Le fruit du jacquier, par Chris Salans (Bali)

Artocarpus heterophyllus L. (Moraceae)
« Nangka » à Bali, Indodésie et Malaisie

Particularités culinaires : le fruit du Jacquier a une structure particulière (avec des fibres comme la viande). Les fruits jeunes et mûrs ont des qualités très différentes. Le jeune a une couleur jaune pâle et une douceur dans le goût (comme l’artichaut). Il absorbe bien les saveurs, ce qui en fait un excellent ingrédient dans les ragoûts (où il peut facilement être confondu avec de la viande !).

Mûr, il a une chair jaune, dorée, un parfum lourd qui évoque un mélange d’ananas, de gardénia et de banane.

Particularités physiques : c’est le plus grand fruit comestible au monde. Il peut atteindre jusqu’à un mètre de long et peser jusqu’à 50 kg. L’Indonésie en a plus de trente variétés, dont vingt sur Java.
L’arbre du jacquier porte ses fruits et des fleurs toute l’année, mais celui qui a plus de cinq ans ne peut produire que 15 à 18 fruits par an.

Utilisation locale : le fuit jeune est utilisé comme légume “jukut nangka” et cuisiné avec des épices pour le “basa gede“.

Mûr, il est mangé cru ou utilisés dans des boissons au lait de coco (cendol). Les graines sont séchées
pour fournir une farine utilisée dans certains plats, comme le fameux ragoût “gudeg” du centre de Java.
Le bois de l’arbre est aussi très apprécié pour la fabrication de meubles et d’instruments de musique.

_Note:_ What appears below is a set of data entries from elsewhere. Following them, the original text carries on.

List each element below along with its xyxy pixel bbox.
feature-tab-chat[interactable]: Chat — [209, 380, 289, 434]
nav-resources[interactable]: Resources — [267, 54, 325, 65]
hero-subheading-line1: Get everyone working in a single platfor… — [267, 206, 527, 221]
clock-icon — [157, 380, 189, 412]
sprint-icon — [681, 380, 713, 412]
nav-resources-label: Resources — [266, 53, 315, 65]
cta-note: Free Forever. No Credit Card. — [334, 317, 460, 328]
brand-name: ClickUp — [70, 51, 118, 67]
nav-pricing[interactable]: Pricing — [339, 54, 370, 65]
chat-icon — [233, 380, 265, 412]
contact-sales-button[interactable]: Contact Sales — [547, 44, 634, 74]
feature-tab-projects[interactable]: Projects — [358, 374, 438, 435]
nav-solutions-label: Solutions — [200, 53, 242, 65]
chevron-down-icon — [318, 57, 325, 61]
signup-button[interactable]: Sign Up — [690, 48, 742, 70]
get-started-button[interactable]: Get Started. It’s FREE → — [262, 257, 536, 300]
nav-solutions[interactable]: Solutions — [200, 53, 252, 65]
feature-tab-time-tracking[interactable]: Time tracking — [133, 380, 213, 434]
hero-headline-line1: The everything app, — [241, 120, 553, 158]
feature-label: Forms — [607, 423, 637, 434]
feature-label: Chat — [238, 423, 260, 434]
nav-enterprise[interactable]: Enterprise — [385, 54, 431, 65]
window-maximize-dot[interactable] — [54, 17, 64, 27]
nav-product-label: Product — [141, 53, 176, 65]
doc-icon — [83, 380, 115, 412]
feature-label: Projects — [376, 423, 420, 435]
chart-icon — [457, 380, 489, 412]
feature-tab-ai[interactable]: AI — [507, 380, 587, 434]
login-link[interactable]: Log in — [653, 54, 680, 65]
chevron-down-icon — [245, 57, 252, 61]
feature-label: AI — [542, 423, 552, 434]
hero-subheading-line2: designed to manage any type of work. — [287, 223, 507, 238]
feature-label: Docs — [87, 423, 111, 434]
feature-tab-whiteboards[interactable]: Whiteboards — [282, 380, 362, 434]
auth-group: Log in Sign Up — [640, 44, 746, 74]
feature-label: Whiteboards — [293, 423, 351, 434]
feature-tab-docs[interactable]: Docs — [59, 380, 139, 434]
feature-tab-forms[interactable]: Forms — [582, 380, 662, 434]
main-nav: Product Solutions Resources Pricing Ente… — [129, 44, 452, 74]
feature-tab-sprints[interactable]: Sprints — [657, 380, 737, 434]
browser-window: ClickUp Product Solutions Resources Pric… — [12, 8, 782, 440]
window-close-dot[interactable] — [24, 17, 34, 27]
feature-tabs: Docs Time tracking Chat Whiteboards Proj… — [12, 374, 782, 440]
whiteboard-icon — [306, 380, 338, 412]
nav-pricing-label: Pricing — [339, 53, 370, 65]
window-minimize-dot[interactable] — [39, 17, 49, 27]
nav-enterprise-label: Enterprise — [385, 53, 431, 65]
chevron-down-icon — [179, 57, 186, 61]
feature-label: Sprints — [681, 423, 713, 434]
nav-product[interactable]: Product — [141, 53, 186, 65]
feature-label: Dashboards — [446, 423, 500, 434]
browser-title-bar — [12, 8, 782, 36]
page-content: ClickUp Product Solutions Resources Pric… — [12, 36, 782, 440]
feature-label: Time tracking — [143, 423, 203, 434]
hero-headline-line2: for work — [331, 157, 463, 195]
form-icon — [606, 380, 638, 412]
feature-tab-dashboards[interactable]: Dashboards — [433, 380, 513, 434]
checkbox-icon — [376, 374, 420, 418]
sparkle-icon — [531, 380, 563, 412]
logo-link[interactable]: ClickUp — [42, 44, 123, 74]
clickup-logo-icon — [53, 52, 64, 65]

Mon point de vue : mûr, le fruit du jacquier est un peu comme le durian, en ce sens qu’il a une saveur très forte et “exotique”. Toutefois son odeur (je parle pour les narines occidentales), n’est pas aussi “mauvaise” que celle du durian.

Les Asiatiques le consomment en fruit ou en légume, comme la mangue ou la papaye. Très peu de fruits ou de légumes sont consommés et cuisinés «verts» et «mûrs». C’est le cas chez nous de la mangue, de la papaye… ou de la tomate dans d’autres régions du monde.

L’utilisation de ce fruit vert ou mûr, c’est cet aspect que j’aime et que j’ai envie de vous faire découvrir.

Comment bien le choisir : vert : il doit être bien ferme, sans «meurtrissures» ou de trous (en Asie, il est souvent vendu déjà pelé !).  Mûr: il peut être acheté entier ou déjà pelé. Choisissez celui qui a une belle couleur jaune (j’ai pu constater que ceux qui sont moins de ce jaune profond sont moins savoureux). Si vous tombez sur un fruit translucide, cela signifie qu’il est trop mûr, donc, avec un goût trop fort ou fermenté.

A savoir : lorsque le fruit est en croissance, le pointes de son écorce sont groupées et rapprochées. Plus le fruit mûrit, plus les pointes s’éloignent et s’aplatissent..

Comment les préparer :
Lorsqu’il sont verts, il vaut mieux vaut des gants et protéger votre coupe avec du papier sulfurisé ou en plastique car il dégage une sève collante qui est difficile à laver (vous pouvez enlever la sève de votre couteau en le frottant avec un chiffon imbibé d’huile). Ils doivent être blanchis, pour en enlever la sève. Vous pouvez ensuite les cuire al dente (donc pas trop longtemps pour conserver la texture) avant de les utiliser pour d’autres préparations.

Lorsqu’ils sont mûrs, tout d’abord, retirez les filaments extérieurs et intérieurs. Coupez et retirez les graines et la peau qui l’entourent.

En parallèle d’une recette faite avec le fruit du jacquier mûr, les graines peuvent être bouillies ou rôties comme des châtaignes.